Alacri e compatti, i sei ragazzi della Sezione Ritmica di Atlanta insistono nell’uscire sul mercato una volta all’anno in codesto primo scorcio di carriera. Questo quarto lavoro del 1975 rivela un lieve indurimento del suono, un maggiore punch, qualche distorsione in più anche se il rock della formazione resta fra i più rotondi e melodici in ambito sudista.
I momenti topici di queste “Giornate da cani” sono tre: il primo che s’incontra è l’interminabile boogie blues “Boogie Smoogie”, il quale parte strascicato e scolastico oltre ogni dire, ma al terzo minuto il suo trottare diventa risoluto galoppo, alla grandissima, per arrestarsi solo cinque minuti dopo alla fine di un susseguirsi di belle idee soliste e ritmiche da parte di tutti e sei gli strumentisti (anche il cantante Hammond, all’armonica). La Gibson di Barry Bailey non fa prigionieri, al solito.
“It Just Ain’t Your Moon” (bel titolo) è il classico loro pezzo: rock sudista di classe superiore, assai accessibile anzi quasi ruffiano nella porzione cantata, ma che poi prende le strade di una accattivante jam nello strumentale centrale, con ottime cose da parte dei due chitarristi e del corpulento ma brillante bassista Paul Goddard.
“Silent Treatment”, altro must nei loro concerti e vertice del lavoro, è un rock blues dal teso e micidiale riff, condito pure di armonica a bocca. Qui la ARS è al suo meglio, assolutamente. Il rotolamento concatenato basso/chitarre/armonica è sublime, il ponte dolce dolce pilotato da Hammond una poesia, prima che la solista di Bailey plani come una principessa che scende dalla sua carrozza, attenda un cambio di ritmica e poi apra le valvole a tutta rovesciando classe, grinta e misura da ogni nota. Anche qui, come in “Angel” nel disco precedente, le esigenze produttive fanno sfumare solista e gruppo, mentre al contrario dal vivo si andava avanti per un altro bel pezzo, smettendo solamente quando gli astanti erano completamente conquistati.
Delle altre, “Crazy” è un tentativo ancor non del tutto riuscito di produrre un singolo da classifica. “Cuban Crisis” è ovviamente a tempo di rumba, con tanto di guiro e altre percussioni a ribadire.
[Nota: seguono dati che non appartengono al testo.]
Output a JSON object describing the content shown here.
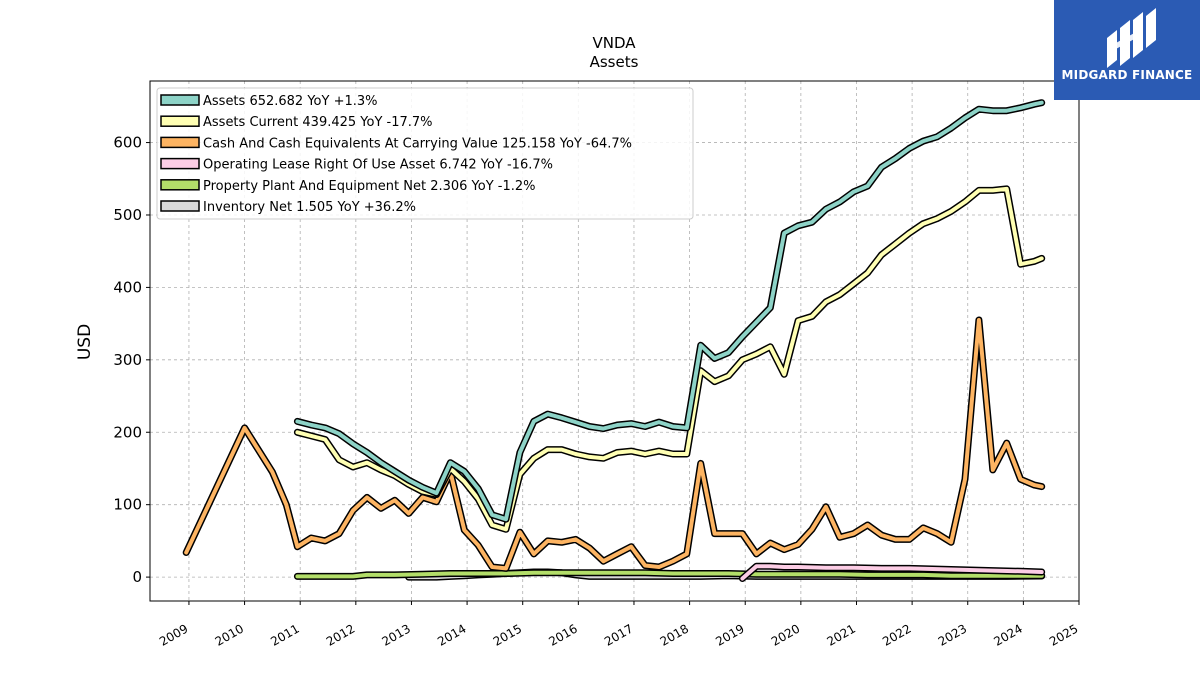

Il brano che dà il titolo al disco è a contrasto uno striscia panza, zero sudista, nel quale il frontman cerca di contribuire all’eventuale concepimento di figli da parte di chi ascolta; finché però i suoi compagni si stufano e partono per la tangente con una, stavolta breve, rigenerante rincorsa rock blues. “Bless My Soul” è un altro boogie, strumentale e di riempitivo per far divertire un po’ Bailey e la sua sei corde. La finale “All Night Rain” è un soffuso lento country blues non indimenticabile ma comunque squisito, con il timbro straccia mutande del cantante in piena azione.
Le quattro stellette, inaugurate dal precedente album “Third Annual Pipe Dream”, cominciano già a stare strette; non manca poi molto alle cinque.